I promise not to review the content of this debate here. But there is a point I want to make about the war. I do not believe that Trotsky or any of his political supporters and associates thought that the shaky, outmoded capitalist structure of that day could possibly survive the terrible destructive power of world war. And certainly they did not believe that the Stalinist bureaucracy could pull through. They expected that the suffering masses of the world would rise up against the merchants of war and stop the slaughter, bringing down the heads of state in the major countries.

This actually did begin to happen. In 1943 a mass uprising overthrew Mussolini’s fascist government in Italy, but German intervention maintained the fascist hold in northern Italy for two more years, and Anglo-American intervention stabilized capitalist rule in southern Italy. In India a mass movement grew during the war that ended in that country’s winning independence from Britain, although this movement did not succeed in going beyond capitalism.

In Yugoslavia an armed resistance movement against Nazi occupation, and against the native capitalist collaborators with the Nazis, came to power and carried through a socialist revolution. A similar process under way in Greece was stopped by Anglo-American armed intervention. Eventually anticapitalist revolution came to the rest of Eastern Europe. But capitalism survived in its strongholds of Western Europe, North America, and Japan. And the Stalinist bureaucracy survived. In fact, the bureaucracy seemed to gain strength as social transformations (mostly by military-bureaucratic means) were carried out in Eastern Europe and North Korea in the immediate postwar years, then in China (1949-50), and later in North Vietnam (as a result of victory over the French in the Indochina war of 1946-54).

“Two Phases” of Trotskyism?

Both Alan Wald and Paul Le Blanc, in their essays in this book, speak of “two phases” of Trotskyism: one in the 1930s and ’40s; the other in the 1960s. But I believe that the dividing line was World War II.

The war changed the world. It changed almost everything about the world that we had known. It changed class relations among peoples around the world. And of course it left vast destruction and devastation in its wake.

But this was the very condition needed for the recovery and expansion of the capitalist system. Capitalism as a world system gained renewed strength from the process of rebuilding.

Our entire post-World War II era is colored by this — first, the recovery of capitalism; and then, since the early 1970s, the deepening crisis of the system as it entered a new “long wave” of decline, caused fundamentally by the worldwide falling rate of profit.

Alan Wald, in his essay on the old left and the new left (radicals in the 1930s in contrast to those of the 1960s), lists what he calls some “defining events of our epoch” (p. 236). These include: the defeat of fascism in World War II; the wrenching free from U.S. imperial domination of Cuba in 1959 and South Vietnam in 1975; and the collapse of Stalinism in 1989-91.

Of course, a great deal more was going on in the world from 1945 to 1989 or 1991. The class struggle continued everywhere, and often flared into class warfare.

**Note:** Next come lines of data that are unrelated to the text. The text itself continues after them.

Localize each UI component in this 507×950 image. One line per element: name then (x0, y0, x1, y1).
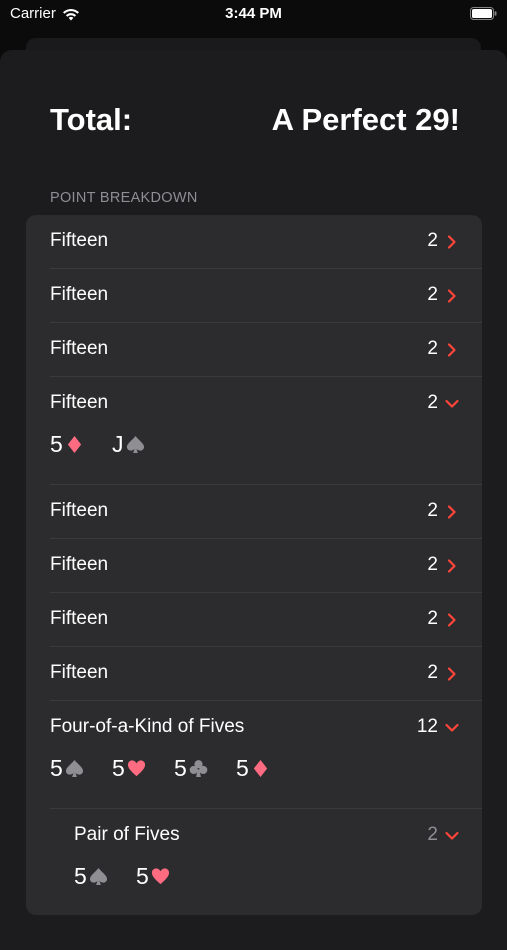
club-suit-icon (189, 759, 208, 777)
row-label: Fifteen (50, 338, 109, 359)
row-label: Fifteen (50, 500, 109, 521)
row-label: Pair of Fives (74, 824, 180, 845)
chevron-right-icon (447, 559, 456, 573)
row-points: 2 (427, 662, 438, 683)
row-label: Fifteen (50, 392, 109, 413)
breakdown-row[interactable]: Fifteen 2 (26, 485, 482, 539)
point-breakdown-list: Fifteen 2 Fifteen 2 Fifteen 2 Fifteen 2 5 J Fiftee… (26, 215, 482, 915)
playing-card: 5 (50, 431, 98, 458)
spade-suit-icon (126, 435, 144, 453)
chevron-right-icon (447, 505, 456, 519)
breakdown-row[interactable]: Fifteen 2 (26, 593, 482, 647)
playing-card: 5 (74, 863, 122, 890)
row-label: Fifteen (50, 608, 109, 629)
chevron-right-icon (447, 289, 456, 303)
row-points: 2 (427, 392, 438, 413)
playing-card: 5 (136, 863, 184, 890)
diamond-suit-icon (253, 759, 267, 777)
card-rank: 5 (174, 754, 187, 781)
row-points: 2 (427, 554, 438, 575)
chevron-down-icon (445, 399, 459, 408)
battery-icon (470, 7, 497, 20)
row-label: Fifteen (50, 230, 109, 251)
chevron-down-icon (445, 723, 459, 732)
total-label: Total: (50, 102, 133, 137)
status-bar: Carrier 3:44 PM (0, 0, 507, 30)
breakdown-row[interactable]: Fifteen 2 (26, 539, 482, 593)
row-label: Four-of-a-Kind of Fives (50, 716, 245, 737)
card-list: 55 (74, 856, 184, 896)
row-points: 2 (427, 608, 438, 629)
playing-card: 5 (236, 755, 284, 782)
diamond-suit-icon (67, 435, 81, 453)
row-points: 2 (427, 500, 438, 521)
card-rank: 5 (74, 862, 87, 889)
row-points: 12 (416, 716, 438, 737)
breakdown-row[interactable]: Fifteen 2 (26, 377, 482, 431)
breakdown-row[interactable]: Fifteen 2 (26, 215, 482, 269)
chevron-right-icon (447, 667, 456, 681)
card-list: 5J (50, 424, 160, 464)
card-rank: 5 (236, 754, 249, 781)
playing-card: 5 (174, 755, 222, 782)
breakdown-row[interactable]: Four-of-a-Kind of Fives 12 (26, 701, 482, 755)
card-rank: J (112, 430, 124, 457)
card-rank: 5 (112, 754, 125, 781)
row-points: 2 (427, 230, 438, 251)
breakdown-row[interactable]: Pair of Fives 2 (26, 809, 482, 863)
row-label: Fifteen (50, 554, 109, 575)
chevron-down-icon (445, 831, 459, 840)
playing-card: 5 (50, 755, 98, 782)
chevron-right-icon (447, 343, 456, 357)
row-label: Fifteen (50, 284, 109, 305)
spade-suit-icon (65, 759, 83, 777)
chevron-right-icon (447, 613, 456, 627)
heart-suit-icon (151, 867, 169, 884)
card-rank: 5 (50, 754, 63, 781)
row-points: 2 (427, 338, 438, 359)
card-rank: 5 (50, 430, 63, 457)
card-list: 5 5 5 5 (50, 748, 284, 788)
row-points: 2 (427, 284, 438, 305)
card-rank: 5 (136, 862, 149, 889)
breakdown-row[interactable]: Fifteen 2 (26, 323, 482, 377)
row-label: Fifteen (50, 662, 109, 683)
breakdown-row[interactable]: Fifteen 2 (26, 647, 482, 701)
breakdown-row[interactable]: Fifteen 2 (26, 269, 482, 323)
playing-card: J (112, 431, 160, 458)
row-points: 2 (427, 824, 438, 845)
heart-suit-icon (127, 759, 145, 776)
total-row: Total: A Perfect 29! (50, 102, 460, 142)
chevron-right-icon (447, 235, 456, 249)
total-value: A Perfect 29! (271, 102, 460, 137)
spade-suit-icon (89, 867, 107, 885)
clock: 3:44 PM (225, 5, 282, 22)
point-breakdown-header: POINT BREAKDOWN (50, 190, 198, 206)
playing-card: 5 (112, 755, 160, 782)
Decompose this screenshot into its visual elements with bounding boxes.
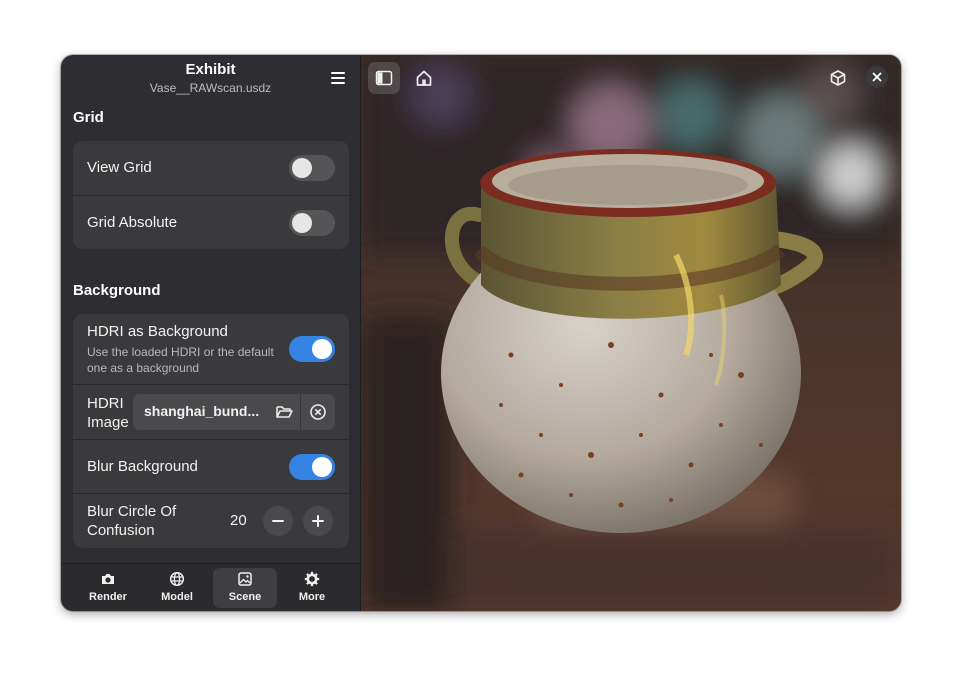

But the fact remains that in the power center of world imperialism, in the United States, the class struggle became muted and has only recently begun to flare up again.

The reason class struggle receded was the postwar boom, which lasted for two decades, with a gradual rise in the standard of living for a broad sector of the population, including especially the organized sector of the working class. As we know, this is changing. Real wages have slowly declined for two decades, and organized labor finds itself under attack on almost every front. With this change comes change in the social consciousness of millions of people.

This is what Trotsky taught and what he prepared us for in the Transitional Program so well described and explained by George Breitman in this book.

Let me conclude with a brief quotation from Isaac Deutscher (from his introduction to The Age of Permanent Revolution: A Trotsky Anthology):

In sociopolitical ideas American conservatism seems unshaken. Yet it is in the field of ideas, Marxist ideas, that Americans have most to learn, if they are not to land themselves in a grim historical impasse. And in the field of ideas, Trotsky, I am sure, is still-a superb teacher.